Am I in love? Is that what this is? I’m afraid to believe it.
She knows that something bad happened to me as a kid. I didn’t tell her all the details, but she knows the gist of it and has told me that it doesn’t change who I am. I know that I have to tell her everything. She needs to know what I did. I’m scared to tell her. I don’t want her to look at me differently. Or worse, to leave…because she can’t be with a guy that did that. Most of the time, I avoid any relationships. I wasn’t a saint, but I’ve never been with the same girl twice. But this girl has rocked my world and I can’t even think about hurting her in any way, let alone push her into something that she’s not ready for.
I have real feelings for this girl.
For the first time, I don’t want to sleep with her to get off. Oh, I want to have sex. Believe me, I do. It’s really hard to be near her and not have sex. But I want more. I want to sleep with her every night. Sometimes I just watch her sleep and I think ‘could she love me?’ I’ve never felt like this before. I mean I think more about holding her than I do sex. Is that weird? She’s it for me. But I don’t think I can be the man that she needs. And that’s what kills me. I’ve worked hard to better myself. I have a great job and goals.

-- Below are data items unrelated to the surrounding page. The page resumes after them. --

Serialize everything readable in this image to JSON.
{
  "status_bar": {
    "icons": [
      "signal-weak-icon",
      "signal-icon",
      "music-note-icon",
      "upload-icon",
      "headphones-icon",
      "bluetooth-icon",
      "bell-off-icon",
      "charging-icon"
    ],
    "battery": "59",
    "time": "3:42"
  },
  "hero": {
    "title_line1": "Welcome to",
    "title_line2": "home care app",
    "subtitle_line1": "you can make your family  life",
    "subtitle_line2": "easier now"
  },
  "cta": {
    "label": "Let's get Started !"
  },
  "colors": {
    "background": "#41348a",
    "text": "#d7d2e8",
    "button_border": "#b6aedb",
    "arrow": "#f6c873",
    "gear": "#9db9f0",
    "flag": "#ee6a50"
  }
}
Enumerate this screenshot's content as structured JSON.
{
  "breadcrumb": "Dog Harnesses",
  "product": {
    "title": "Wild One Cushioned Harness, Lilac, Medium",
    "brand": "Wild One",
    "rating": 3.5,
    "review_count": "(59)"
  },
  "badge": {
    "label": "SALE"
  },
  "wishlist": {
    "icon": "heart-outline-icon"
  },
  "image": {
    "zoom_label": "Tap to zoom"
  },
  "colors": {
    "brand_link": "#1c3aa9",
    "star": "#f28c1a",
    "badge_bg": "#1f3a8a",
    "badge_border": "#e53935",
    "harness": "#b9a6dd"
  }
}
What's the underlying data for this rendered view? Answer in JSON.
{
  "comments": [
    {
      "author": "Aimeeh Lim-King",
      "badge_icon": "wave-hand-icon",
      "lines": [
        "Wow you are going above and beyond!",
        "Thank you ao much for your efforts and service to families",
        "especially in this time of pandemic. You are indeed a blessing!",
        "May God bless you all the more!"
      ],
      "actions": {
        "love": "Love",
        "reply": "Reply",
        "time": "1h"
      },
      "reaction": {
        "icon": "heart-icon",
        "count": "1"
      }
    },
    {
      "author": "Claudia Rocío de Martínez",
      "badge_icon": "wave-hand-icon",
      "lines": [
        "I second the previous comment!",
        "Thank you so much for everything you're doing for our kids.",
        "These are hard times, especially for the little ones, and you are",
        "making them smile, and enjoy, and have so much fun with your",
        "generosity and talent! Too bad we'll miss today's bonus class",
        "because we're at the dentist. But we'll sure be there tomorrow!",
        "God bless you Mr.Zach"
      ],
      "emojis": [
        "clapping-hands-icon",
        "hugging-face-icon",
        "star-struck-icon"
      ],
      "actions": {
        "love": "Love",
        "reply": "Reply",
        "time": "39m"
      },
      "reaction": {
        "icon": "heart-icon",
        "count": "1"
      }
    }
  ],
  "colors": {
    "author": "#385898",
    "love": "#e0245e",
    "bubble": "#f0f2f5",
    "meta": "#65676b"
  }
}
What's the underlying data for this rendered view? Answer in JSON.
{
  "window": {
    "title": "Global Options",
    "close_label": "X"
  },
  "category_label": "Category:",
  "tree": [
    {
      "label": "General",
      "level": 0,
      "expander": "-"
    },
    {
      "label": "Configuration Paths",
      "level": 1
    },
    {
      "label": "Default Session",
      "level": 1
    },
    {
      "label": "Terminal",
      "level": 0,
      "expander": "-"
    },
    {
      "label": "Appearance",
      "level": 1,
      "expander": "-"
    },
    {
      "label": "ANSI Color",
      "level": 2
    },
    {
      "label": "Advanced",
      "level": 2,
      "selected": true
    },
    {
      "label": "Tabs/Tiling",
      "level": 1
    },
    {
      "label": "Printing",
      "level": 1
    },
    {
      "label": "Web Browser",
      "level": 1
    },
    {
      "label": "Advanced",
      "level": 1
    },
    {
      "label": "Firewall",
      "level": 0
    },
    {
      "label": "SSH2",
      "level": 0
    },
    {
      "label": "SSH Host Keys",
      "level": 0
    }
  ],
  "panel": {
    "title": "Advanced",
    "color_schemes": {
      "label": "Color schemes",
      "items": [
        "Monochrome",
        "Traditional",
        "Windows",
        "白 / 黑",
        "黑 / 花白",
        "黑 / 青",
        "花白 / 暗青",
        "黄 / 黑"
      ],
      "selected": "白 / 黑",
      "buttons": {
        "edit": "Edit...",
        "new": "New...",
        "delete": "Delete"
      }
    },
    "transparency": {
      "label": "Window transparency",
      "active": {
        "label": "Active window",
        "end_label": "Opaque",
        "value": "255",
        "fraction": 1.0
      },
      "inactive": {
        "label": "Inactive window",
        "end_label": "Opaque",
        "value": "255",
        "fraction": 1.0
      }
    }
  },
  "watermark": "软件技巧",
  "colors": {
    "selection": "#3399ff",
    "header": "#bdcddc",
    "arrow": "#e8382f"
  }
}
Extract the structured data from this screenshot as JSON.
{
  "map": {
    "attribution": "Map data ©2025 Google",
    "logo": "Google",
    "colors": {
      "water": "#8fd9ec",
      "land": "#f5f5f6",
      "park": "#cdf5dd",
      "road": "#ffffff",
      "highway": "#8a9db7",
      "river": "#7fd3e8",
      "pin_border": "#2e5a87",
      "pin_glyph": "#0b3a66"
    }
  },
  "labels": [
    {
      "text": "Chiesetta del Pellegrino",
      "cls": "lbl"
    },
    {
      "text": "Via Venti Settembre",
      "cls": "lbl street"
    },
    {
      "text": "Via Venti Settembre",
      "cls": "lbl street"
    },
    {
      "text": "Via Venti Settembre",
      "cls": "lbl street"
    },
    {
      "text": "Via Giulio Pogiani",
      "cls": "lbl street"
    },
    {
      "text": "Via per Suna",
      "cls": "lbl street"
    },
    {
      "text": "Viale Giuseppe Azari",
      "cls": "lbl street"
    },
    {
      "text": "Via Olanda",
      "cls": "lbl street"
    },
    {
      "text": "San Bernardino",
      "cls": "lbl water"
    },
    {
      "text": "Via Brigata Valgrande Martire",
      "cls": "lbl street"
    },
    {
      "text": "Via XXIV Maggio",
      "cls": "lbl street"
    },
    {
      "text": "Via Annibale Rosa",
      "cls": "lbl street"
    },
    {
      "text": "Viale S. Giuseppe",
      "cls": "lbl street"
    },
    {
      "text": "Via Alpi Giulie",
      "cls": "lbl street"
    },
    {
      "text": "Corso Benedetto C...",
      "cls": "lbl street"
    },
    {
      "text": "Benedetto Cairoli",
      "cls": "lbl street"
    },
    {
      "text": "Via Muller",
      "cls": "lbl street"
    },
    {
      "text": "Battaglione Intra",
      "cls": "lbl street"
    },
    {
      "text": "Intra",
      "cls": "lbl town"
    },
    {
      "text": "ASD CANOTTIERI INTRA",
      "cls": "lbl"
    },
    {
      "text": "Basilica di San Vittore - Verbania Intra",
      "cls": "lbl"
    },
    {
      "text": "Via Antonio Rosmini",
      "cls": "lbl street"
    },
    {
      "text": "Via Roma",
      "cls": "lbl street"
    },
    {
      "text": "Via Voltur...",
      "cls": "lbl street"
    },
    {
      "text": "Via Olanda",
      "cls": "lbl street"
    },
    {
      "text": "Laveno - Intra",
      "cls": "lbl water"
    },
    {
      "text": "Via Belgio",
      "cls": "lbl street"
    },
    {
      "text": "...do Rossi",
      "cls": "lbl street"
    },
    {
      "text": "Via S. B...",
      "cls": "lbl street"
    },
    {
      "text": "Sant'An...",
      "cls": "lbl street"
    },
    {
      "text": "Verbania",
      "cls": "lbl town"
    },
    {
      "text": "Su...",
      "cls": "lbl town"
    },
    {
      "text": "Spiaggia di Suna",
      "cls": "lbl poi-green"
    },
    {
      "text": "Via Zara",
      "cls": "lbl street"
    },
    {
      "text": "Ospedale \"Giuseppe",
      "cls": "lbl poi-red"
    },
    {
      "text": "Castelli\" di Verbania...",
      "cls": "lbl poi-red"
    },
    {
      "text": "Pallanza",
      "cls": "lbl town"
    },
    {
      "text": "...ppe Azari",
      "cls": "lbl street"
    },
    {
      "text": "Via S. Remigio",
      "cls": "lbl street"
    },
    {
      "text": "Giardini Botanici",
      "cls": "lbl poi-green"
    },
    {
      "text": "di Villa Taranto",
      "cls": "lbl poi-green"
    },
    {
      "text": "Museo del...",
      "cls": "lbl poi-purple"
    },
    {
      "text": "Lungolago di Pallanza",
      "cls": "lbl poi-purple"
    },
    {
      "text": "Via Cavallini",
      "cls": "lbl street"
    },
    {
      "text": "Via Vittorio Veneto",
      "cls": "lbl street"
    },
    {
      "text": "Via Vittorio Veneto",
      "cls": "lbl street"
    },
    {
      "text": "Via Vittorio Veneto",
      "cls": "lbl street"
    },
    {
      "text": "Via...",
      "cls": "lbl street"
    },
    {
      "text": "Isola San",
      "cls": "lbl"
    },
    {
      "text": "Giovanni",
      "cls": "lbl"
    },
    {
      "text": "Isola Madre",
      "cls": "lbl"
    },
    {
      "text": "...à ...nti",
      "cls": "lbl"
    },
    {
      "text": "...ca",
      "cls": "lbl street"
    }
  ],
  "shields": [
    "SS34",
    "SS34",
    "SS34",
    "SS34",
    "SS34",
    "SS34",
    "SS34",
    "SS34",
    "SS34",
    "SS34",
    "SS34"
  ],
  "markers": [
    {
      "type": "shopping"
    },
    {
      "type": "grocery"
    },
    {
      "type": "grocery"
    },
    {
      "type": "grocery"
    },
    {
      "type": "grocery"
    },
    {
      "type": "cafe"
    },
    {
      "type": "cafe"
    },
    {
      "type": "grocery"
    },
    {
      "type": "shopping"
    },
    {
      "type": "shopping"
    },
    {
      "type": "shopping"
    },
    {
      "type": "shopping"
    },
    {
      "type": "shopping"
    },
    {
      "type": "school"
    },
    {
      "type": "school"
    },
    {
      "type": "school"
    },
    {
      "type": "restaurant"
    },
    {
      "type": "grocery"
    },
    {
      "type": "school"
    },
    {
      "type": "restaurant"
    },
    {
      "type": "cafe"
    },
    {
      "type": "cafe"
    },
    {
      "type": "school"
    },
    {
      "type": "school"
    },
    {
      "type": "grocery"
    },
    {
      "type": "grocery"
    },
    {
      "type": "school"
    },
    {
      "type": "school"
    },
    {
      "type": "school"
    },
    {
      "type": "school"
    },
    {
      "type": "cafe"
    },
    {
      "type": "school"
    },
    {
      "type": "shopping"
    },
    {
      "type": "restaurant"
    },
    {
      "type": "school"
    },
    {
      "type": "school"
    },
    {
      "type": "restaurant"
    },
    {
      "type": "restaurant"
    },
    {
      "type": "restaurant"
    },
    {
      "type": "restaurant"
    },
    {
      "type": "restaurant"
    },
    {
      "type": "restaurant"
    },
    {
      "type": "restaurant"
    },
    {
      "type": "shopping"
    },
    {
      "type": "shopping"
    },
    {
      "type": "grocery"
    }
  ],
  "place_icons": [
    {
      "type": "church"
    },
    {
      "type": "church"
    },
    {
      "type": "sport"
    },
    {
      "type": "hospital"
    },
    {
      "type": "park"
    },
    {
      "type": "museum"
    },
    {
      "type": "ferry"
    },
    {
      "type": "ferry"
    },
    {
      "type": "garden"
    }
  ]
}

But inside, I am unworthy of her. I’ve done despicable things. I hate myself for it. I can’t even get up the guts to tell her how I feel about her.
I’m watching my best friends fall in love and get married. One is even having a kid in October. I have never let myself dream of it. I’m so jealous. I want that. I want to be loved. But how? How will that ever happen, once she knows the truth?
I know I’m not gay. I’m not attracted to men at all. But it doesn’t erase the past. I still participated in that. I could’ve fought back. But I didn’t. I’m ashamed of myself that I didn’t have the courage to fight back. What did he see in me that made him look at me and know that I would do that? There had to be something in me that attracted him. The truth is that I’m not good enough for her. It seems like if I really love her then I should let her go, so that she can be with someone she can be proud of. I don’t feel like a man. I feel like something is broken inside of me.
I know what the right thing to do is, but I don’t know if I can do it. I feel like if I was a real man, that I should let her go and give her a chance to be truly happy with someone who is “normal.” Is it possible that God might have sent her to me?
Your story made me CRY. I’m a MARINE. I don’t cry. But I cried for you. Sh#t girl, I cried for me, too.
I felt like I was saying and writing every word myself. I can’t imagine how you’re able to be so strong and confident after what you’ve been through. God, I’m so sorry that he hurt you. It guts me what those so called ‘men’ did to your body. I’m sorry that your mom hurt you, too. I can’t imagine how hard this must be for your husband. I know how I feel about the guy who did this to me. I would want to kill anyone who touched my girl or made her hurt. Please tell me he’s military? Either way, I respect him for how he loves you, Sonya. It’s inspiring to guys like me. And I can tell how much you love him in the way you talk about him.
I want it so bad, but I don’t know how to get it.